In this work an innovative ammonia-water double-effect GAX absorption system is investigated. The objective is to replace the complex Generator-Absorber heat eXchanger element by commercially-diffused components, decreasing cost and system complexity. A literature review of the most important absorption systems is done: a focus on ammonia-water cycle is conducted as well. As a result, plate heat exchangers are considered the best solution, even if this choice comports the addition of some separation tanks. A physical model is built to study the possible new architectures and it is detailed in the discussion. Numerical simulations are conducted in order to evaluate the cycle performances for both the chiller and heat pump configurations.
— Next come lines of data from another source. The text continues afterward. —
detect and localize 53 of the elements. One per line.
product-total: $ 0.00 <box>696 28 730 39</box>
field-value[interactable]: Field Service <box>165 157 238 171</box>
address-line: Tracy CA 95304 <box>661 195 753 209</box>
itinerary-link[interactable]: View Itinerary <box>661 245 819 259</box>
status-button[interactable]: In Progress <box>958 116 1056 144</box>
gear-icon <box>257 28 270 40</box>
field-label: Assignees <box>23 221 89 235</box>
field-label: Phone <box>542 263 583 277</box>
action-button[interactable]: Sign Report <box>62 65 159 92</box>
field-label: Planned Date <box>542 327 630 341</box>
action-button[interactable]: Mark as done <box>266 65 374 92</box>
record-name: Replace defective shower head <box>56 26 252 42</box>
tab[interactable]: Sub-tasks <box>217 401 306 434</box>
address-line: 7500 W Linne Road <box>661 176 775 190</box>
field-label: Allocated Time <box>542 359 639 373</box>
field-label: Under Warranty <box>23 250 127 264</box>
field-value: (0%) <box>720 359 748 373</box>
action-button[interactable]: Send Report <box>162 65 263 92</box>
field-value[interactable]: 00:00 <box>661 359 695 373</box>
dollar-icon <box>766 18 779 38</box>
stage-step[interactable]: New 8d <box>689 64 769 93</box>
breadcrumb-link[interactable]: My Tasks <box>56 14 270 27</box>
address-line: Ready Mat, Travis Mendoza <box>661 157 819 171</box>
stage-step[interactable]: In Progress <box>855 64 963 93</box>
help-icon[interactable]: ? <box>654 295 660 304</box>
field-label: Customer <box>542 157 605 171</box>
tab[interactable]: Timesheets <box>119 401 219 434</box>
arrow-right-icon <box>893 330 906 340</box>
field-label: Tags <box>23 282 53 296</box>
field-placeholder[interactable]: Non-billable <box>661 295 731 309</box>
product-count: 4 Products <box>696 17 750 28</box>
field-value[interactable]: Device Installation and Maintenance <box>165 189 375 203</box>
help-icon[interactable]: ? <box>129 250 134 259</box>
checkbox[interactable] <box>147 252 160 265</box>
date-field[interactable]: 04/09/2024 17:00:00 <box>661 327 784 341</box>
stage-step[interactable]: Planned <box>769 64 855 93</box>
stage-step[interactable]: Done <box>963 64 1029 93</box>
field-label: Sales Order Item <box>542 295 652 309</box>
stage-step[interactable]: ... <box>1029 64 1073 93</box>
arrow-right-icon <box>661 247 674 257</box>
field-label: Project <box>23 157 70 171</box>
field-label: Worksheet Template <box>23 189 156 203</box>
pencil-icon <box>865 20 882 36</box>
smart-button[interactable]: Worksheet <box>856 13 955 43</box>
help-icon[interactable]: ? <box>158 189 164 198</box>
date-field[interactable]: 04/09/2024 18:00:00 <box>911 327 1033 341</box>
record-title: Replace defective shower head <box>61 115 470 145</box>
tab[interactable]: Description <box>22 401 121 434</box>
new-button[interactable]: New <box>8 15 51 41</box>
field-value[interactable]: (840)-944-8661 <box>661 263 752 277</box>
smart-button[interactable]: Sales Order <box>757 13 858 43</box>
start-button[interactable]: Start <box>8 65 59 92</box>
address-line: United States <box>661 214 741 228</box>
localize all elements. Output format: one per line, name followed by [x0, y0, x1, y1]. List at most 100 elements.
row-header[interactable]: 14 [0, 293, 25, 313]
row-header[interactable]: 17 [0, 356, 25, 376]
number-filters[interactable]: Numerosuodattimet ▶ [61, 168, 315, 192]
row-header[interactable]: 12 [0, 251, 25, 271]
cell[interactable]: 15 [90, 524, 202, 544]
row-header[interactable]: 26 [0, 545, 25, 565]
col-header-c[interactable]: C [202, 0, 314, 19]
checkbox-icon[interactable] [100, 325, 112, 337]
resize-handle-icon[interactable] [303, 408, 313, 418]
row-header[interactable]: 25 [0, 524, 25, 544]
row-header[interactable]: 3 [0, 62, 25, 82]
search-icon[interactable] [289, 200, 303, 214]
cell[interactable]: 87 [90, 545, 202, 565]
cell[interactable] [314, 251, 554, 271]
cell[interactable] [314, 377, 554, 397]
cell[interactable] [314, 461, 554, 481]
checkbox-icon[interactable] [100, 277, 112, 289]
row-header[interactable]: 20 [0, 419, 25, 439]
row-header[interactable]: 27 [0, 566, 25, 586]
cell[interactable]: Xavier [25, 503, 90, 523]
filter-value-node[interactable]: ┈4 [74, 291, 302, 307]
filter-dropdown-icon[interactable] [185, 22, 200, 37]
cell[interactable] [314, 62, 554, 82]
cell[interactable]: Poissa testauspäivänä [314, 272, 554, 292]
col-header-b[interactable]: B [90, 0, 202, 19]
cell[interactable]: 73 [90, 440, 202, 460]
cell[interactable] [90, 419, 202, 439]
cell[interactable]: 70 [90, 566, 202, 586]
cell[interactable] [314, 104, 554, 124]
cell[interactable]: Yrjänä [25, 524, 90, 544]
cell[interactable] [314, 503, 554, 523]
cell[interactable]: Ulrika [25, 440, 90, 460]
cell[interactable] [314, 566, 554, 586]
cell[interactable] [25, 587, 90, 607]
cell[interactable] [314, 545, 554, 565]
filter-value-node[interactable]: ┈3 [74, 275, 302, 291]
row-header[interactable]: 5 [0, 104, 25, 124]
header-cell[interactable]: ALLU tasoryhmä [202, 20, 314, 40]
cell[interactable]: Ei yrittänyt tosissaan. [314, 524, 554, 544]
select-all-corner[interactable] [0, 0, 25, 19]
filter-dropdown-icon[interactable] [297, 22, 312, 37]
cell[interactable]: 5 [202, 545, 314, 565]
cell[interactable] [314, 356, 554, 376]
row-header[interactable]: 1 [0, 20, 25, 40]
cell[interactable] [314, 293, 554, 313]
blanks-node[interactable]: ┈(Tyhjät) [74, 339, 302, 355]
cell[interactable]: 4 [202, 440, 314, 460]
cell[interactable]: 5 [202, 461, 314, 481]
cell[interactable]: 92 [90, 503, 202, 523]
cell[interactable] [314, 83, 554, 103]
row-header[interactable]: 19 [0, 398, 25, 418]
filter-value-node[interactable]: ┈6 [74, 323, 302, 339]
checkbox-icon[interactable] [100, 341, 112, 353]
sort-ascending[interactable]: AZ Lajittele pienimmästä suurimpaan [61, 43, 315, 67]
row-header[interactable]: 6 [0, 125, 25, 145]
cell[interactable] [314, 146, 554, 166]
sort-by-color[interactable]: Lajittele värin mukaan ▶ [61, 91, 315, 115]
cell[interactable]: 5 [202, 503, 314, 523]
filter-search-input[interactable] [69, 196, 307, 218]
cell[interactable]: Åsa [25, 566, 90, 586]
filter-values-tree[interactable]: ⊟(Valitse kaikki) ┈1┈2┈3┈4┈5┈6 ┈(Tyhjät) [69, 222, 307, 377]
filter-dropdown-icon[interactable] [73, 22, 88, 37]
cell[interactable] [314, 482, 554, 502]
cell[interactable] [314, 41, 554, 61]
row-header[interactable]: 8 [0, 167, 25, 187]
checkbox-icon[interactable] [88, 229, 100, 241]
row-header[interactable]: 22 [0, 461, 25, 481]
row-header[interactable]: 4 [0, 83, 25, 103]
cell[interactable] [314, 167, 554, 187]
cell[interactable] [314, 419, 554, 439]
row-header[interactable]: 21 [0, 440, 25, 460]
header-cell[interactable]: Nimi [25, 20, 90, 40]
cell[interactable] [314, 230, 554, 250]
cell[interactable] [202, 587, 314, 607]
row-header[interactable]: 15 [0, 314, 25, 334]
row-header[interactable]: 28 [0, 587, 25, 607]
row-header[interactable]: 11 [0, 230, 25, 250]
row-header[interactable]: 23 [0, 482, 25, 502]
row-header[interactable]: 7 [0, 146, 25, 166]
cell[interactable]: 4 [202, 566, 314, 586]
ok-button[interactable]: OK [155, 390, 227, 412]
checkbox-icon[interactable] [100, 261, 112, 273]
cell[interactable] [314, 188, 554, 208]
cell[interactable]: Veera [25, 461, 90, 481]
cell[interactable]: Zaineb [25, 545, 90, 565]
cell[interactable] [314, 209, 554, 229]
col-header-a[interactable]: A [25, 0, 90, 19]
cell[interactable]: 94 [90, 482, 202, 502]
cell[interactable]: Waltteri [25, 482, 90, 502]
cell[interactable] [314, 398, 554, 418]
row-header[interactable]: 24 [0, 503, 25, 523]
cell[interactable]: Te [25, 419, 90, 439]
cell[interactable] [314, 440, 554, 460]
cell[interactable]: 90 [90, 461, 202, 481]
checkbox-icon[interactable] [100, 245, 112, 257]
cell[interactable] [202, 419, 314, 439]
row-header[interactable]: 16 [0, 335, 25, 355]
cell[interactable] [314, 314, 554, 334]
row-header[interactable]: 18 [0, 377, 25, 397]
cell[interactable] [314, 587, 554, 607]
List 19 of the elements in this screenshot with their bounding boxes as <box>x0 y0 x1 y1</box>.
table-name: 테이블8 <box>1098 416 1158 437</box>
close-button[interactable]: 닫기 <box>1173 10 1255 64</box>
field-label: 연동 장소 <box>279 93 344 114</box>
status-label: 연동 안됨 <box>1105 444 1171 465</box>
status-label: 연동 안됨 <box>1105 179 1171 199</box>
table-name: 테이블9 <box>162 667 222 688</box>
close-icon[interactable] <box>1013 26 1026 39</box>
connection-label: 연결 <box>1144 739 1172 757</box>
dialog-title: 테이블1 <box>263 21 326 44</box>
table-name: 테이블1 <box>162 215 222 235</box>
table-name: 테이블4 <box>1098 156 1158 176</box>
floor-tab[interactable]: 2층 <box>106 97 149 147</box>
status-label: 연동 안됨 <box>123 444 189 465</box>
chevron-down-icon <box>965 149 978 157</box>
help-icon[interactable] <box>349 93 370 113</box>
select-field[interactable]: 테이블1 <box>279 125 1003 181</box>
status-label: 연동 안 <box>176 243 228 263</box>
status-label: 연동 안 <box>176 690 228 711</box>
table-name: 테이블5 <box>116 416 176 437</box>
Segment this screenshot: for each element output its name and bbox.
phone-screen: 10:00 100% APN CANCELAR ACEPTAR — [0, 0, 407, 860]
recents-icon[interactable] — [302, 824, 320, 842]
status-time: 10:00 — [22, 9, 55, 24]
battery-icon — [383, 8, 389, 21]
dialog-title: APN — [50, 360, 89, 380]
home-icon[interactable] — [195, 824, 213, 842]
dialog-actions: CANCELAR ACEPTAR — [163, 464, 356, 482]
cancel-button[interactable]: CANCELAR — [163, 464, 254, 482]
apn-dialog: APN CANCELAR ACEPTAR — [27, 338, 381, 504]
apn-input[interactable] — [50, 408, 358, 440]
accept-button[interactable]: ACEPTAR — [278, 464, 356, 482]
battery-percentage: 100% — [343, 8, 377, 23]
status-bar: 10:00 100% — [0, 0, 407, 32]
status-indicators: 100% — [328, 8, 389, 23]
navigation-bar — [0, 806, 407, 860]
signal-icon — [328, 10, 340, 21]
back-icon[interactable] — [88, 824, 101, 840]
Also, the inversion curves of the Joule-Thomson coefficient for ammonia-water mixtures are traced to individuate the best points for the poor solution expansion. Results show that plate exchanger-based GAX ammonia-water systems are possible and performing with reference to single-stage cycles. The Coefficient of Performance (COP) is investigated in different operational conditions for both chiller and heat pump, varying each time the Ambient Temperature (Ta), the Cooling Temperature (Te) or the Generation Temperature (Tg) depending on the cases. The chiller was proved to reach a refrigeration COP > 0.5 for a Te=-20°C at Ta=40°C, while the heat pump reached high temperatures (up to 125°C at the hot output) with appreciable performances (heat pump COP =1.6 to 2). An increased stability of GAX system performances and a wider operational range with reference to single-stage ones is observed in both chiller and heat pump configurations.